Il est clair que les concepts d'utilisation et de grammaire ne sont que les faibles prémices d'une «théorie du langage»: l'indication de décrire l'utilisation, ou d'éclaircir la grammaire d'une expression linguistique ne nous dit pas grand-chose des propriétés ou des relations de l'expression qu'il nous faut prendre en considération. Mais Wittgenstein n'éprouvait pas un grand intérêt pour la théorie du langage en ce sens: de son point de vue, l'indication a surtout une valeur négative et thérapeutique. Veiller à l'utilisation, c'est, avant tout, ne pas présumer de savoir déjà – par exemple par la tradition philosophique – quel type de signification a un mot (par exemple qu'il «exprime un concept» ou une «détermination de l'être», ou désigne «une opération de l'esprit», ou un «processus intérieur», etc.). En second lieu, veiller à l'utilisation, c'est ne pas généraliser à tout le langage un seul modèle sémantique, par exemple celui de la dénotation, en cherchant dans chaque cas quelque chose qui aille à l'expression en question comme, disons, les chiens vont au mot ‘chien'.

22. La critique
du mentalisme.
Il n'y a pas
de langage privé.

Dans les Recherches philosophiques, et dans d'autres écrits de la seconde période, Wittgenstein combat sans relâche deux thèses, ou attitudes philosophiques, dénommées toutes deux: mentalisme.

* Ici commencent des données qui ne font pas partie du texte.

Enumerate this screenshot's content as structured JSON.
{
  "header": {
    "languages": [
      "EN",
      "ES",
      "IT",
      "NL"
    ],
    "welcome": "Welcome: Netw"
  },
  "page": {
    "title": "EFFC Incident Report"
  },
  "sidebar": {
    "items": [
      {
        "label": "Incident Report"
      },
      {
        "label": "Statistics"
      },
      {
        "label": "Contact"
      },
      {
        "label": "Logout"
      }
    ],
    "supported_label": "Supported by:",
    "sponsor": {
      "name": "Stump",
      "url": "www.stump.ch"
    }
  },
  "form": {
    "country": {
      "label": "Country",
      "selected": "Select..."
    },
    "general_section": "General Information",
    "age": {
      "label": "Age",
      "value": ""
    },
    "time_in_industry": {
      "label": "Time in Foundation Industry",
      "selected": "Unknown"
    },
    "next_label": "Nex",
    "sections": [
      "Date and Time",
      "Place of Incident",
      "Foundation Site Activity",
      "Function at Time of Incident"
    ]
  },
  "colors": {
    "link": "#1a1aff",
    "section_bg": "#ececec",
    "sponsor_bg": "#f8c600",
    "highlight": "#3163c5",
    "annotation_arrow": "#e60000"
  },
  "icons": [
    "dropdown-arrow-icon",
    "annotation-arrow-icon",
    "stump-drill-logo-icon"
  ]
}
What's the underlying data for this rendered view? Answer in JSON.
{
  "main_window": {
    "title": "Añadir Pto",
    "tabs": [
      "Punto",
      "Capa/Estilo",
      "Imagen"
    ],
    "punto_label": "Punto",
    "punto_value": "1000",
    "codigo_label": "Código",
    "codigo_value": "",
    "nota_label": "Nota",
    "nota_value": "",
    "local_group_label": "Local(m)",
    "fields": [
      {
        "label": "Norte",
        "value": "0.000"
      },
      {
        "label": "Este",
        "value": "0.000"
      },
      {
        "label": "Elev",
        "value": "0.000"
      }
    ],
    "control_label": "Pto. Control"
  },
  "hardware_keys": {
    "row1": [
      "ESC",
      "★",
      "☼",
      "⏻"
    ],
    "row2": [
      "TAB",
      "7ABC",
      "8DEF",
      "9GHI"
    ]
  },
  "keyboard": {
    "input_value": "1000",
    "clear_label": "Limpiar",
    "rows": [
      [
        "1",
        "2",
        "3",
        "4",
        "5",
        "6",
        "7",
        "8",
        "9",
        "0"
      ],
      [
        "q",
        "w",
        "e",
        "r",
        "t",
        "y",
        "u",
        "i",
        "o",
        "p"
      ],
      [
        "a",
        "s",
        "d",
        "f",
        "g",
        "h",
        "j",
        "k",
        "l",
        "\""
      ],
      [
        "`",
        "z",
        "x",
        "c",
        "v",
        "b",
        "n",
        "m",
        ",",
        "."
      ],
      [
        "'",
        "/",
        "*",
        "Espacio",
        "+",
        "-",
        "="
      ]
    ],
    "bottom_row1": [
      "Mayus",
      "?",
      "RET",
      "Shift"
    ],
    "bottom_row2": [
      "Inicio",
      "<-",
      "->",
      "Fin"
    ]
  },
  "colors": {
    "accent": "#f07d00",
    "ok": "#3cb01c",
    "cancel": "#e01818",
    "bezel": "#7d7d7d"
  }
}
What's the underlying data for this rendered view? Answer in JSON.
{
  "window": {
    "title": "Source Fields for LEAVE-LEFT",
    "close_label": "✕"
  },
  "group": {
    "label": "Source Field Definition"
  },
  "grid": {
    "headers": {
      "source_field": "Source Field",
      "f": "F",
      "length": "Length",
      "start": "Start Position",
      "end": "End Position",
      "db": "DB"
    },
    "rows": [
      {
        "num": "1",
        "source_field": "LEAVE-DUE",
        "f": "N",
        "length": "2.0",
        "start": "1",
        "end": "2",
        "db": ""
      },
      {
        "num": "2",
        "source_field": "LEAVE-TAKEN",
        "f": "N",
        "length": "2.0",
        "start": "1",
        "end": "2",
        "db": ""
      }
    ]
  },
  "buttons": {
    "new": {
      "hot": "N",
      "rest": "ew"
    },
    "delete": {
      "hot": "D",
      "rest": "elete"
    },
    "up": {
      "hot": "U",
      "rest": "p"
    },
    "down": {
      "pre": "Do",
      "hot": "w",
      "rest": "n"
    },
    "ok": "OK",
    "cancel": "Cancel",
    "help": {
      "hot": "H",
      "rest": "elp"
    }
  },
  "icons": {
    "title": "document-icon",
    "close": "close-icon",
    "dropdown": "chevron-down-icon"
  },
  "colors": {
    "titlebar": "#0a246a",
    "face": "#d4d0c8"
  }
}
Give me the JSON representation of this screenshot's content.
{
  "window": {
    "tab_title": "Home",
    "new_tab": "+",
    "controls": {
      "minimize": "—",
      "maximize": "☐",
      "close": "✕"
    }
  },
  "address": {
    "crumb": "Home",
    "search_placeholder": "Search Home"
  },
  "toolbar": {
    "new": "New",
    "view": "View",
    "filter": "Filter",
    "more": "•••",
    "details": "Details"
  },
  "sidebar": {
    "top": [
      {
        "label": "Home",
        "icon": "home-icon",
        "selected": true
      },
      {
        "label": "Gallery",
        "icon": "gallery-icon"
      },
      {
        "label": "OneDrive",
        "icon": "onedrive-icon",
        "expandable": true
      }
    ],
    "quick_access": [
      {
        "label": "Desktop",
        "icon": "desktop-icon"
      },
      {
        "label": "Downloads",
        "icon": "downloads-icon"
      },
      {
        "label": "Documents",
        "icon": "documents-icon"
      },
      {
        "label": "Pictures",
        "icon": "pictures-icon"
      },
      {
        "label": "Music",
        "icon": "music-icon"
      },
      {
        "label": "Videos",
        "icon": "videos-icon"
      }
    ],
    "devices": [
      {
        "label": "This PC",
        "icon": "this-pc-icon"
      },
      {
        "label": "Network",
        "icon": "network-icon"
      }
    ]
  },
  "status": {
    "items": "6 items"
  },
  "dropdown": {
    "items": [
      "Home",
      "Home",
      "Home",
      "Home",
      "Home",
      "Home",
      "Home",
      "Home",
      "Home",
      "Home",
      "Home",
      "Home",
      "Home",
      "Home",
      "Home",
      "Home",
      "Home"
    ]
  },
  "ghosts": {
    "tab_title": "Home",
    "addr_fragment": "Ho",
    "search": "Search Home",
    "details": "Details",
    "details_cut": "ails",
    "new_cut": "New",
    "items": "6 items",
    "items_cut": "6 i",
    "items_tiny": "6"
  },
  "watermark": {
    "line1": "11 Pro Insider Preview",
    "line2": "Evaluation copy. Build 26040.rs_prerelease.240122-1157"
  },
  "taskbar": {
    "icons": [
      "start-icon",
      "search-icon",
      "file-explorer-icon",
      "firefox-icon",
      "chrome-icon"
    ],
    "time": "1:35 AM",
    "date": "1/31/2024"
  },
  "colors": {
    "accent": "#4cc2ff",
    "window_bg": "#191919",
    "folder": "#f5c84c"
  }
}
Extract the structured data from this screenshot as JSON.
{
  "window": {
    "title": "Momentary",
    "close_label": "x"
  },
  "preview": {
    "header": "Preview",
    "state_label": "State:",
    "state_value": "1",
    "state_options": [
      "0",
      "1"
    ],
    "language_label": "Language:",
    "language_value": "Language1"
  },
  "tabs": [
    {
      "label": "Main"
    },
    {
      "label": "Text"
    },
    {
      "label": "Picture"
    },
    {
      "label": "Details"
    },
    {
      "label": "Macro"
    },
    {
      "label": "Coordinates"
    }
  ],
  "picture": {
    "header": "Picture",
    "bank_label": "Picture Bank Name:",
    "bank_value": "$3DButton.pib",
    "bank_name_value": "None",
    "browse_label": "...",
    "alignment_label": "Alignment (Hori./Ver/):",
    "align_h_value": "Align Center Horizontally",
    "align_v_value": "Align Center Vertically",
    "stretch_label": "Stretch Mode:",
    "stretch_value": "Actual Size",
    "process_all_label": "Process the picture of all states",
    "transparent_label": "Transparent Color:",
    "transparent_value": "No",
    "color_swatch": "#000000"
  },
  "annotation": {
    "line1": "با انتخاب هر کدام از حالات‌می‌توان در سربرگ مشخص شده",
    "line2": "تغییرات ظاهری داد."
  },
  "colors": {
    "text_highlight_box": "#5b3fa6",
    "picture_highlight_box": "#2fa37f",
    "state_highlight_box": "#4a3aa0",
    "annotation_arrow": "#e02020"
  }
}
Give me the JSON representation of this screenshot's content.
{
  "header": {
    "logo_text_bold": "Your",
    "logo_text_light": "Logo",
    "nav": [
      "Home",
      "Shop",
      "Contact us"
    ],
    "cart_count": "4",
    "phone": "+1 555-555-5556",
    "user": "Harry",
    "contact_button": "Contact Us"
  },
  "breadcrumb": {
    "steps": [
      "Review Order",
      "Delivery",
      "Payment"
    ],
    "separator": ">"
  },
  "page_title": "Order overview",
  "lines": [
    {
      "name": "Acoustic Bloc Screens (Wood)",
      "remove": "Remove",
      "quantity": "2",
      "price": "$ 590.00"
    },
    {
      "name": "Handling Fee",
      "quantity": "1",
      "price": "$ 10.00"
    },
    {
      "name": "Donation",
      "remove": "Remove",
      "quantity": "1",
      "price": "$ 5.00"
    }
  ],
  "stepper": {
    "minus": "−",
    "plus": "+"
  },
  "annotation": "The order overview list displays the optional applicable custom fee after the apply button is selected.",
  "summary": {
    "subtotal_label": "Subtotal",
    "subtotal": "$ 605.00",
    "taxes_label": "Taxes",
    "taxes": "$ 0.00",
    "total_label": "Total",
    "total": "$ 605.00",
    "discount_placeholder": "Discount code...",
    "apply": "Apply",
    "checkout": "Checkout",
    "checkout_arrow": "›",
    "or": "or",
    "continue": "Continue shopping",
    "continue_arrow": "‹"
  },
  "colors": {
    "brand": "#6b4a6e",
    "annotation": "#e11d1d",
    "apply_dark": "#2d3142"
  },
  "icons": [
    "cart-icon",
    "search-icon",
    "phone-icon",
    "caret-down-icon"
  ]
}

La première est une thèse psychologique: celle à laquelle nous avons déjà fait allusion, selon laquelle les termes de la psychologie «naïve» (‘désirer', ‘s'attendre à', ‘avoir l'intention de', etc.) sont des noms d'états ou processus mentaux. La seconde est une thèse sémantique: à savoir que les significations des mots sont, en général, des entités mentales. Il s'agit de deux thèses distinctes, non seulement au sens où l'on peut être d'accord avec la première sans pour autant l'être avec la seconde (qui est plus générale), mais aussi dans le sens où soutenir que l'intention est un état mental (le mot ‘intention' est le nom d'un type d'état mental) et soutenir au contraire que la signification du mot ‘intention' – comme de tous les autres mots – est une entité mentale (disons l'idée d'intention), quel que soit son rapport avec la chose même (à savoir l'intention), sont deux choses bien différentes. Contre la thèse psychologique, les arguments de Wittgenstein sont nécessairement particuliers, parce qu'il s'agit de faire voir, dans chaque cas, que les termes psychologiques ne fonctionnent pas dans le langage comme des noms d'états ou processus mentaux. Wittgenstein soutient, par exemple, que la compréhension du langage n'est pas un processus psychique (1953: § 154): les expériences vécues, les phénomènes psychiques conscients qui accompagnent de manière caractéristique la compréhension (à supposer qu'il y en ait) ne sont pas la compréhension. Wittgenstein ne nie pas que l'on puisse faire référence à des «mécanismes» mentaux – ou cérébraux – de la compréhension (Ibidem: § 154, 158), même s'il est sceptique quant à l'efficacité explicative de telles références; mais il soutient que l'emploi que nous faisons de mots comme ‘comprendre' n'est pas fondé sur la présence ou l'absence de tels mécanismes hypothétiques (nous ne disons pas que quelqu'un a compris en fonction du fait que nous avons relevé le fonctionnement d'un tel mécanisme).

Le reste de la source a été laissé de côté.